In this activity, you will revise the main points of the research that has led to the development of the Life Ed resources. This will provide you with a snapshot of the messages therein that will provide a basis and justification for the implementation of transition activities in your school. You can refer to the research summary if you wish, or you can write your answers first and then check the research summary (or the answer key) afterwards.

  1. What does Bronfenbrenner’s ecological theory indicate? What does it mean for students transitioning from primary to secondary school?
  2. What do teachers tend to focus on as a marker of transition ‘success’? What do students tend to focus on?
  3. With regard to academic outcomes, engagement and motivation, how are the research findings “mixed”? Do we know if academic achievement drops across the transition period?
  4. With social, emotional and physical wellbeing outcomes, what is correlated across the transition period?

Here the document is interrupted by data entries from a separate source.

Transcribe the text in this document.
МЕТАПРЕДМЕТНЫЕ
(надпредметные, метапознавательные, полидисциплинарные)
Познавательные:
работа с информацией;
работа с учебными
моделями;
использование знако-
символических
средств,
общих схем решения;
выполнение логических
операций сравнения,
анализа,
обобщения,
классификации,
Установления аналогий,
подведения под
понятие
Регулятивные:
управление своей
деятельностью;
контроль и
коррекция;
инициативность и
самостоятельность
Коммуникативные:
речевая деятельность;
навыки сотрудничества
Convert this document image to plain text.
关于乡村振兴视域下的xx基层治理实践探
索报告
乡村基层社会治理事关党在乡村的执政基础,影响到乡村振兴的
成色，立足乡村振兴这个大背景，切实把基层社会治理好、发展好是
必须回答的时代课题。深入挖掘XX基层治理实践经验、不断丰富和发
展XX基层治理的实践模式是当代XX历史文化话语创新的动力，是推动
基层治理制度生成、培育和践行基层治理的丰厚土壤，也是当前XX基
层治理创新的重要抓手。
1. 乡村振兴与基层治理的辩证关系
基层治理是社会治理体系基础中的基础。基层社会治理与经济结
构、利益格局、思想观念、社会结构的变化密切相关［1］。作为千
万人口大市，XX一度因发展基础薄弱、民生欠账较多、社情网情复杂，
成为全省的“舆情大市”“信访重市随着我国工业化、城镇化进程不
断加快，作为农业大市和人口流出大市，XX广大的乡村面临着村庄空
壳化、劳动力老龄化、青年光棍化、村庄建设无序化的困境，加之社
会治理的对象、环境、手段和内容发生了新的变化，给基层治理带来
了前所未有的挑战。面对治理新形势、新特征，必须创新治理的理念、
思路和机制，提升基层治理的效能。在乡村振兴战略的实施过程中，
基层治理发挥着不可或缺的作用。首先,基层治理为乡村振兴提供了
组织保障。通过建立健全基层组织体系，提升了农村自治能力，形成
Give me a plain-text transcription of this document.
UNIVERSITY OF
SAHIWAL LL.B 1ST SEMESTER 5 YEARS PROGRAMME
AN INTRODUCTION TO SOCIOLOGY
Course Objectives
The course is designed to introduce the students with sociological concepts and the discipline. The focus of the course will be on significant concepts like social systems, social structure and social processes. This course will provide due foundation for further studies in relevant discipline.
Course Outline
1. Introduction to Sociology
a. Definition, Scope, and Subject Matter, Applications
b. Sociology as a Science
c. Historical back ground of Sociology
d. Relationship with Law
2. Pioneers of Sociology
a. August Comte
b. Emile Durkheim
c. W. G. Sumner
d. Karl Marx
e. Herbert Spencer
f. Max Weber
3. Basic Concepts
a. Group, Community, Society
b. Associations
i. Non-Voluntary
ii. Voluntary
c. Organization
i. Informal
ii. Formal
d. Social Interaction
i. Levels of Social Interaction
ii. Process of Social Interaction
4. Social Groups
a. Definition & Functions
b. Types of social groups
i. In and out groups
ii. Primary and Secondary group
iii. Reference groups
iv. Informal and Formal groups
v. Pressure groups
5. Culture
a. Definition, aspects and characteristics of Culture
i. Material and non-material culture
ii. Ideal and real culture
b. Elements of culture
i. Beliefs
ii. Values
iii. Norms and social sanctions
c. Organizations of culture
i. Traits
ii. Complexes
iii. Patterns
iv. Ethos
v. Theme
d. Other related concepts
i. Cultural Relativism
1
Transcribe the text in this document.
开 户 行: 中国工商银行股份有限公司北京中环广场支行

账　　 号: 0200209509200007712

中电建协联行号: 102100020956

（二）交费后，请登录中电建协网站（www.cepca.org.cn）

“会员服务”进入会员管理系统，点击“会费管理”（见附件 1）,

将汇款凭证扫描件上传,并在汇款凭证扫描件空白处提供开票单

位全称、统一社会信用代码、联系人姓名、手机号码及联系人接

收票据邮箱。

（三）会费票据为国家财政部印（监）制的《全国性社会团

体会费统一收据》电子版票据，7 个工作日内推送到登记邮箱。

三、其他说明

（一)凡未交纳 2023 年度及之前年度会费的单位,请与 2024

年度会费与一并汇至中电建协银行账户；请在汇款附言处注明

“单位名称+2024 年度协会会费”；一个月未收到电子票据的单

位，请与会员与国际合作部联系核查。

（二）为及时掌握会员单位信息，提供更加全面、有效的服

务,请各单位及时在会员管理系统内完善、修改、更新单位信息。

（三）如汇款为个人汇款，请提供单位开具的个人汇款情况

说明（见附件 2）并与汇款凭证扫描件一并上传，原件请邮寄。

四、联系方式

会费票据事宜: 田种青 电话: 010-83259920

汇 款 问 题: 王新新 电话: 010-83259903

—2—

What does this mean for teachers?
  5. What are the five main aspects of school transition that students identified in the Student Forums project?
  6. Findings from the literature review, environmental scan, and Student Forums project are complex. What does this mean for the transfer of research into practice, and the provision of resources?

  1. Bronfenbrenner’s theory acknowledges that students are positioned within their own complex systems of influence. That is, students influence and are influenced by the people, systems, and cultures in their environments. It is within this complex individual-but-interactive environment that school transition occurs.
  2. Teachers tend to focus more on academic progress and attainment, while students focus more on the social and emotional domain.
  3. Some researchers claim that more transition stress equates to poorer academic outcomes, however, other researchers claim that academic outcomes are a product of other environmental and affective factors rather than school transition in isolation. Some studies do show that academic achievement drops across the transition, however, other studies show that this can be school-specific or not related to the school change per se.
  4. Waters, Cross and Shaw (2010) explain that a positive student transition experience is correlated with positive wellbeing indicators such as higher family and teacher connectedness and higher connectedness with school in the following year, more extra-curricular participation and pro-social skills, and fewer behavioural, emotional, peer and classroom problems. The opposite – negative experience correlated with negative indicators – is also shown in the research. For teachers, this means that we need to consider each student (with their own individual environments) on an individual basis in order to provide support.
  5. The five main aspects that students identified are:
    • school operations (maps, timetables, how to not get lost or not be late)
    • academics (how difficult the work is, and what to do if it was too difficult)
    • workload (how much work/homework there is, and how to get it done)
    • social elements (how to make new friends; how to keep in touch with old friends)
    • school–life balance (how to make sure there was still time for sports, hobbies and relaxation)
  6. This means that the resources provided need to be clear for the student, teacher and parent and carer audiences. While the modes of communication might be different for each audience, the message needs to be the clear and coherent across modes. Resources need to be inclusive and easily adaptable to the needs of different students and parents and carers, and different classrooms.